Beneath the billboard, some of the workers had their shirts pulled up to their eyes. Another held a grease-streaked rag over his mouth and nose. The flow had so far left their shops untouched, the slight incline drawing the filth down the lane Stagg had come by. His loafers were a mess, and his eyes began to water lightly, whether from the excrement rushing out of the manhole, the gauzy twists of smoke, or the ruined shoes. Cordovans.
Further up the road, past the filth, he could see a gas station. He would hear all about the incident soon enough: the demographics of the neighborhood, a public utility compromised in a poorer district. There was no rush—only to the interview with Jen. He’d left in plenty of time and now he was going to be late anyway. It was a pattern that wouldn’t break.
He walked around to the back of the station in shoes squeaking wet. He snatched the air hose by its neck and twisted the copper nozzle. A hiss turned to a whine. He knelt and untied his shoes with one hand while holding the hose pointing skyward near his ear, shooting air into air. Once out of the shoes, he took the hose to them, blasting away the crusting debris and dirty water. The shoes deformed. They shrunk flat when he shot them from above, looking almost like covered slippers, and the uppers ballooned when he pushed the hose up into the toe box.
Having left the socks in a stinking pile near the pumps, he did to his feet what he’d done to his shoes. The skin shuddered as their structure surfaced under pressure.
The hose took his shoes and feet from wet to damp and that was the best he was going to do. He twisted the nozzle shut and flipped the air hose to the ground, not bothering to hang it up. With the water hose he rinsed his hands and walked off from the station, sockless.

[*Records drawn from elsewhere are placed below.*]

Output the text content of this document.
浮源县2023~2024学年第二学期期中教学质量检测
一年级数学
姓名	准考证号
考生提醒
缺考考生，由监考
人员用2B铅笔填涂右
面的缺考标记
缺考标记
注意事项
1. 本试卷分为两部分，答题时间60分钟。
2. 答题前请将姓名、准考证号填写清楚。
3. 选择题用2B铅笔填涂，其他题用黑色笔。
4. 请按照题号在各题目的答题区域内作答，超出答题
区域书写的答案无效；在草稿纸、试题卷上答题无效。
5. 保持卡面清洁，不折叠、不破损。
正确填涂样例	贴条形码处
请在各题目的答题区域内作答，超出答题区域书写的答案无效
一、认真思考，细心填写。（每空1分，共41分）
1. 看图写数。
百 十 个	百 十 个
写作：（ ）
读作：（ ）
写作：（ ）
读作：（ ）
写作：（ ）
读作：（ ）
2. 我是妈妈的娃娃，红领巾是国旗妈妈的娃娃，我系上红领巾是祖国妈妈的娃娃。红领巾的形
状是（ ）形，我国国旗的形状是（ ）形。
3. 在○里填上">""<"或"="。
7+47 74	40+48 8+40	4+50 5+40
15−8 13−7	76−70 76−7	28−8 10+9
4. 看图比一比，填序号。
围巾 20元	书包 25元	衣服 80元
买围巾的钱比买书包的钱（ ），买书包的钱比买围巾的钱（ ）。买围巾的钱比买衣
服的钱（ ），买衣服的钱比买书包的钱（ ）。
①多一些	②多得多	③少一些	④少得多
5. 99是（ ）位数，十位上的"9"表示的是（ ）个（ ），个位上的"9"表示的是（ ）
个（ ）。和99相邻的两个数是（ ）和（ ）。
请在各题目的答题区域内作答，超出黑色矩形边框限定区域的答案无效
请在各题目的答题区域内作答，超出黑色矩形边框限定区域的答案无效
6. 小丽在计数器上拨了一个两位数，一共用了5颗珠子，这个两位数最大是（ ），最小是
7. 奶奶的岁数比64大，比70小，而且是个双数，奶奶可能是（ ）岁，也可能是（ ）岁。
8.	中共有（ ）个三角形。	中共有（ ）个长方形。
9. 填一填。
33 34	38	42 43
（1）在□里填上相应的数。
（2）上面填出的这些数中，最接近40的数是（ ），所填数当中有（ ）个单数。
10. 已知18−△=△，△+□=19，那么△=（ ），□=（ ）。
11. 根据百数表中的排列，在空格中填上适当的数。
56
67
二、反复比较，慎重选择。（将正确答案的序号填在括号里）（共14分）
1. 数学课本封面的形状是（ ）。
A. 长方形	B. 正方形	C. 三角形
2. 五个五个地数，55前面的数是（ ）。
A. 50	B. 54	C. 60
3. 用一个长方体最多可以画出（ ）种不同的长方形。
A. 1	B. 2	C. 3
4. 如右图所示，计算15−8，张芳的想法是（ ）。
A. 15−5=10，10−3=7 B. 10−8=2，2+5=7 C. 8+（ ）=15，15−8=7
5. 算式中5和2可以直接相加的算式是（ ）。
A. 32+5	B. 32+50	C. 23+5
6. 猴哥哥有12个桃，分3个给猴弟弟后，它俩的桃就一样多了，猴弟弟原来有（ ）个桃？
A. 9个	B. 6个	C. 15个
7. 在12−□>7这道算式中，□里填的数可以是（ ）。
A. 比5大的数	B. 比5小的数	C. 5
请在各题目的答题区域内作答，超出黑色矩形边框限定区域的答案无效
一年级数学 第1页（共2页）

He dug the phone out of the pocket of his blazer and wiped the cracked screen, still beaded with water, across his sleeve. Apparently its brains were intact. The face glowed in the weakening light, and the arrow trembled back to life, pointing him further up the lane—away from the piss and shit—to 384 West.
■ ■ ■
The woman swung the door open at Stagg’s weak knock. Her flaking, lightly pockmarked face, the crevices filled with matte makeup not unlike cream spackle; the contrasting sheen of her forehead; the wide eyes offset by a narrow rhinoplastied nose; and the feathery shoulder-length hair, a brown leaning orange—for a moment his lungs locked up. He could think only of the cocks that would have bruised her throat over the years, the heavy mucus they would have drawn from her, fortified by pre-come, the demands, as those heads crashed against her tonsils, that she swallow. And then the trains she must have ridden to get here, the paperlessness of her life, the money better than she’d ever seen.

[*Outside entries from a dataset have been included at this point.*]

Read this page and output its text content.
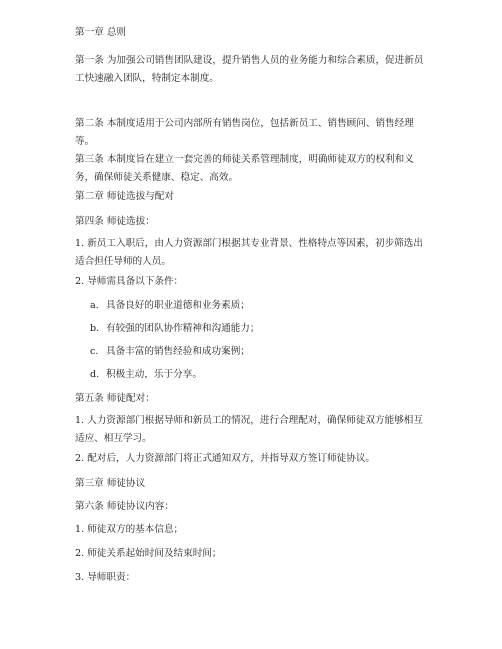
第一章 总则

第一条 为加强公司销售团队建设，提升销售人员的业务能力和综合素质，促进新员工快速融入团队，特制定本制度。

第二条 本制度适用于公司内部所有销售岗位，包括新员工、销售顾问、销售经理等。

第三条 本制度旨在建立一套完善的师徒关系管理制度，明确师徒双方的权利和义务，确保师徒关系健康、稳定、高效。

第二章 师徒选拔与配对

第四条 师徒选拔：

1. 新员工入职后，由人力资源部门根据其专业背景、性格特点等因素，初步筛选出适合担任导师的人员。

2. 导师需具备以下条件：

a. 具备良好的职业道德和业务素质；

b. 有较强的团队协作精神和沟通能力；

c. 具备丰富的销售经验和成功案例；

d. 积极主动，乐于分享。

第五条 师徒配对：

1. 人力资源部门根据导师和新员工的情况，进行合理配对，确保师徒双方能够相互适应、相互学习。

2. 配对后，人力资源部门将正式通知双方，并指导双方签订师徒协议。

第三章 师徒协议

第六条 师徒协议内容：

1. 师徒双方的基本信息；

2. 师徒关系起始时间及结束时间；

3. 导师职责：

“She’s over there,” she said, pointing to the tan leather sofa near the windows. Stagg could see only a woman’s bare feet dangling over the edge of it in the last bit of light. They slipped off the sofa’s arm and fell out of sight.

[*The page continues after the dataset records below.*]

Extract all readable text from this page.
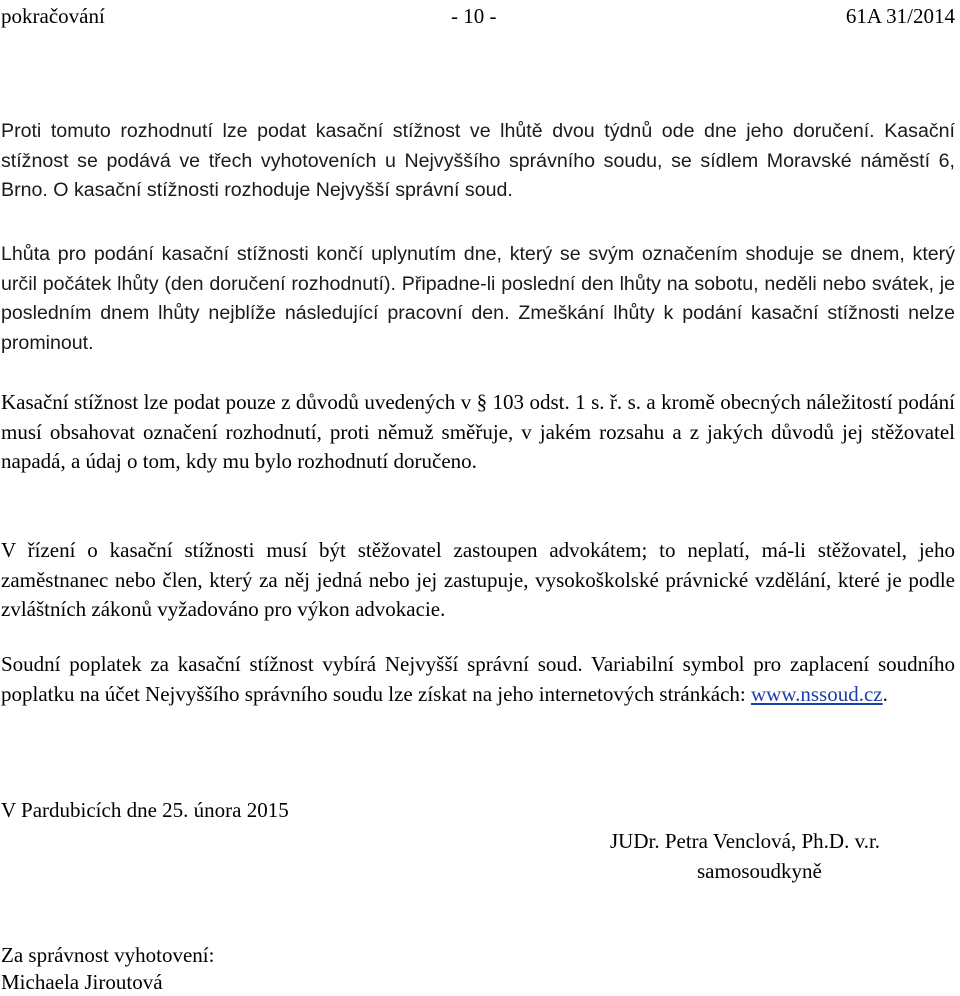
pokračování	- 10 -	61A 31/2014

Proti tomuto rozhodnutí lze podat kasační stížnost ve lhůtě dvou týdnů ode dne jeho doručení. Kasační stížnost se podává ve třech vyhotoveních u Nejvyššího správního soudu, se sídlem Moravské náměstí 6, Brno. O kasační stížnosti rozhoduje Nejvyšší správní soud.

Lhůta pro podání kasační stížnosti končí uplynutím dne, který se svým označením shoduje se dnem, který určil počátek lhůty (den doručení rozhodnutí). Připadne-li poslední den lhůty na sobotu, neděli nebo svátek, je posledním dnem lhůty nejblíže následující pracovní den. Zmeškání lhůty k podání kasační stížnosti nelze prominout.

Kasační stížnost lze podat pouze z důvodů uvedených v § 103 odst. 1 s. ř. s. a kromě obecných náležitostí podání musí obsahovat označení rozhodnutí, proti němuž směřuje, v jakém rozsahu a z jakých důvodů jej stěžovatel napadá, a údaj o tom, kdy mu bylo rozhodnutí doručeno.

V řízení o kasační stížnosti musí být stěžovatel zastoupen advokátem; to neplatí, má-li stěžovatel, jeho zaměstnanec nebo člen, který za něj jedná nebo jej zastupuje, vysokoškolské právnické vzdělání, které je podle zvláštních zákonů vyžadováno pro výkon advokacie.

Soudní poplatek za kasační stížnost vybírá Nejvyšší správní soud. Variabilní symbol pro zaplacení soudního poplatku na účet Nejvyššího správního soudu lze získat na jeho internetových stránkách: www.nssoud.cz.

V Pardubicích dne 25. února 2015
JUDr. Petra Venclová, Ph.D. v.r.
samosoudkyně
Za správnost vyhotovení:
Michaela Jiroutová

“I’m Mariela,” she said. “Jen’ll be with me for a little.”
“Good.”
She opened her eyes wider.
“I’m from the agency. Carl Stagg. We just need—”
She backed up into the apartment and he passed through the doorway.
Jen was sitting up now, with her sling resting on an oversize sofa arm, and her figure-eight brace coaxing uncommonly good posture from her. The sight of her face, now largely healed except for the bloody eye, seemed to transform into the disfigured one he’d seen under the truck. This was an inversion of that night, when her true face, one he could now see he had correctly imagined, even in the finer details, had seemed to surface from behind the blows and cuts, the froth of blood along the mouth and chin. He wished he could leave the other face behind. But it remained as a kind of spectral superimposition. He couldn’t hold her eyes.